Year of Publication



Public Health

Degree Name

Master of Public Health (M.P.H.)

Committee Chair

Steven Fleming, PhD

Committee Member

Erin Abner, MPH, PhD

Committee Member

Bin Huang, MS, DrPH


Background and Objectives

Breast cancer has the highest incidence rates among women and is the second leading cause of death due to cancer in women. Of all breast cancers, triple negative breast cancer (TNBC) accounts for about one-fifth of breast cancer and tends to result in an aggressive form with larger tumors and rates of metastasis and is more frequently found in younger women. This results in an important need in information regarding the risk of diagnosis with triple negative breast cancer over other forms and covariates associated with death and TNBC. This paper studies the relationship between race, tobacco use, age, family history, marital status, insurance status, and menopausal status at diagnosis and the risk of mortality from TNBC.


Individual breast cancer patient data collected from the Kentucky Cancer Registry were analyzed to determine the association of potential risk factors with TNBC. The data was collected between 2009 and 2014 and contained individuals aged 18 or older that were diagnosed with breast cancer.
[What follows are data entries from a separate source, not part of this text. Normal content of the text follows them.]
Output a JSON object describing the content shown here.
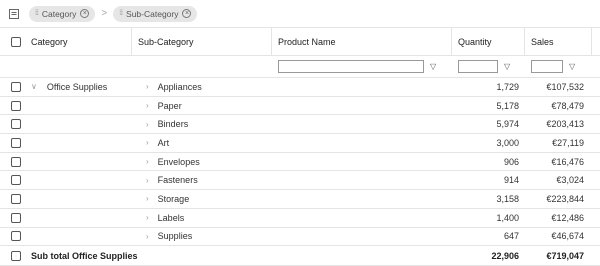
{
  "group_panel": {
    "chips": [
      {
        "label": "Category"
      },
      {
        "label": "Sub-Category"
      }
    ],
    "separator": ">"
  },
  "columns": {
    "category": "Category",
    "sub_category": "Sub-Category",
    "product_name": "Product Name",
    "quantity": "Quantity",
    "sales": "Sales"
  },
  "group": {
    "label": "Office Supplies",
    "expanded": true
  },
  "rows": [
    {
      "sub": "Appliances",
      "qty": "1,729",
      "sales": "€107,532"
    },
    {
      "sub": "Paper",
      "qty": "5,178",
      "sales": "€78,479"
    },
    {
      "sub": "Binders",
      "qty": "5,974",
      "sales": "€203,413"
    },
    {
      "sub": "Art",
      "qty": "3,000",
      "sales": "€27,119"
    },
    {
      "sub": "Envelopes",
      "qty": "906",
      "sales": "€16,476"
    },
    {
      "sub": "Fasteners",
      "qty": "914",
      "sales": "€3,024"
    },
    {
      "sub": "Storage",
      "qty": "3,158",
      "sales": "€223,844"
    },
    {
      "sub": "Labels",
      "qty": "1,400",
      "sales": "€12,486"
    },
    {
      "sub": "Supplies",
      "qty": "647",
      "sales": "€46,674"
    }
  ],
  "subtotal": {
    "label": "Sub total Office Supplies",
    "qty": "22,906",
    "sales": "€719,047"
  },
  "icons": {
    "group_panel": "group-panel-icon",
    "grip": "grip-icon",
    "remove": "remove-circle-icon",
    "expand": "chevron-down-icon",
    "collapse": "chevron-right-icon",
    "filter": "filter-icon"
  }
}
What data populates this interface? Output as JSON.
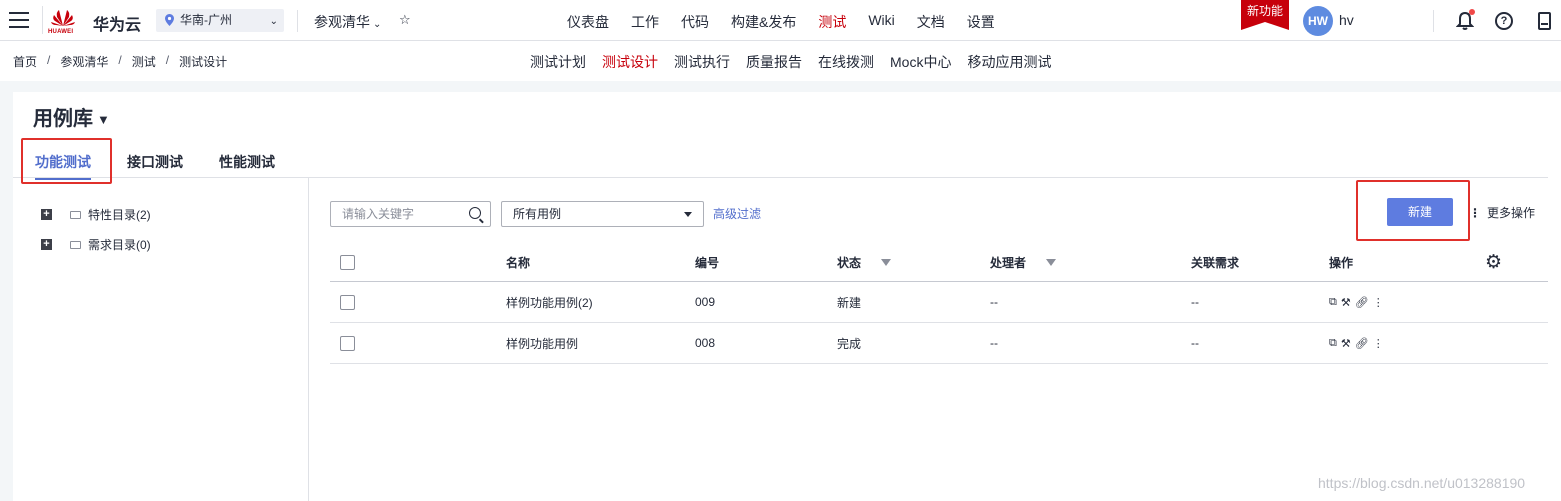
{
  "topbar": {
    "logo_text": "HUAWEI",
    "brand": "华为云",
    "region": "华南-广州",
    "project": "参观清华",
    "nav": [
      "仪表盘",
      "工作",
      "代码",
      "构建&发布",
      "测试",
      "Wiki",
      "文档",
      "设置"
    ],
    "nav_active": "测试",
    "new_feature_badge": "新功能",
    "avatar_initials": "HW",
    "username": "hv"
  },
  "breadcrumb": [
    "首页",
    "参观清华",
    "测试",
    "测试设计"
  ],
  "subnav": [
    "测试计划",
    "测试设计",
    "测试执行",
    "质量报告",
    "在线拨测",
    "Mock中心",
    "移动应用测试"
  ],
  "subnav_active": "测试设计",
  "page": {
    "title": "用例库",
    "tabs": [
      "功能测试",
      "接口测试",
      "性能测试"
    ],
    "active_tab": "功能测试"
  },
  "tree": [
    {
      "label": "特性目录(2)"
    },
    {
      "label": "需求目录(0)"
    }
  ],
  "toolbar": {
    "search_placeholder": "请输入关键字",
    "filter_select": "所有用例",
    "advanced_filter": "高级过滤",
    "new_button": "新建",
    "more_ops": "更多操作"
  },
  "table": {
    "headers": {
      "name": "名称",
      "id": "编号",
      "status": "状态",
      "handler": "处理者",
      "related": "关联需求",
      "actions": "操作"
    },
    "rows": [
      {
        "name": "样例功能用例(2)",
        "id": "009",
        "status": "新建",
        "handler": "--",
        "related": "--"
      },
      {
        "name": "样例功能用例",
        "id": "008",
        "status": "完成",
        "handler": "--",
        "related": "--"
      }
    ]
  },
  "watermark": "https://blog.csdn.net/u013288190",
  "colors": {
    "brand_red": "#c7000b",
    "primary": "#5e7ce0",
    "link": "#526ecc",
    "highlight_box": "#e0302b"
  }
}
Univariate and bivariate analysis were used to determine the characteristics of the study population. Logistic regression was used to determine the odds ratios for the covariates of interest in TNBC patients. Survival curves were used to compare survival for TNBC patients compared to all other breast cancer subtypes, and Cox proportional-hazard regression was used to determine the risk of death due to TNBC.


Significant increases in the odds for death due to TNBC were seen with women who were widowed (OR 1.53; 95% CI: 1.01, 2.33), on Medicare (OR 2.90; 95% CI: 1.77, 4.74), uninsured (OR 3.84; 95% CI: 1.85, 8.00), or had a late stage at diagnosis (OR 9.462; 95% CI: 6.616, 13.531). These results are based on married women, privately insured women and women diagnosed at an early stage as the reference categories. There was a statistically significant difference between the survival curves for TNBC and all other subtypes (log-rank p < 0.0001) ; patients with TNBC had a lower probability of survival than those with other breast cancer subtypes. TNBC patients that were single (HR: 1.63 ; 95% CI: 1.06, 2.50), on Medicaid (HR: 1.81 ; 95% CI: 1.13, 2.88), on Medicare (HR: 2.73 ; 95% CI: 1.77, 4.20), uninsured (HR: 2.98 ; 95% CI: 1.57, 5.68), or diagnosed at a late stage (HR: 6.54; 95% CI: 5.03, 8.49) had a significantly higher hazard of death when compared wit h patients who were married, patients that were privately insured and patients that were diagnosed at an early stage .


The study results show that marital and insurance status may be related to an increase of death due to TNBC. The results support findings from previous studies as well as expand upon previous studies by separating based on breast cancer subtype. Overall, continued screening can help with early diagnosis and treatment. Because TNBC is an aggressive subtype, early diagnosis and treatment may help reduce the mortality rates associated with TNBC. Further research examining the covariates used in the study is needed to reinforce the results found in this study.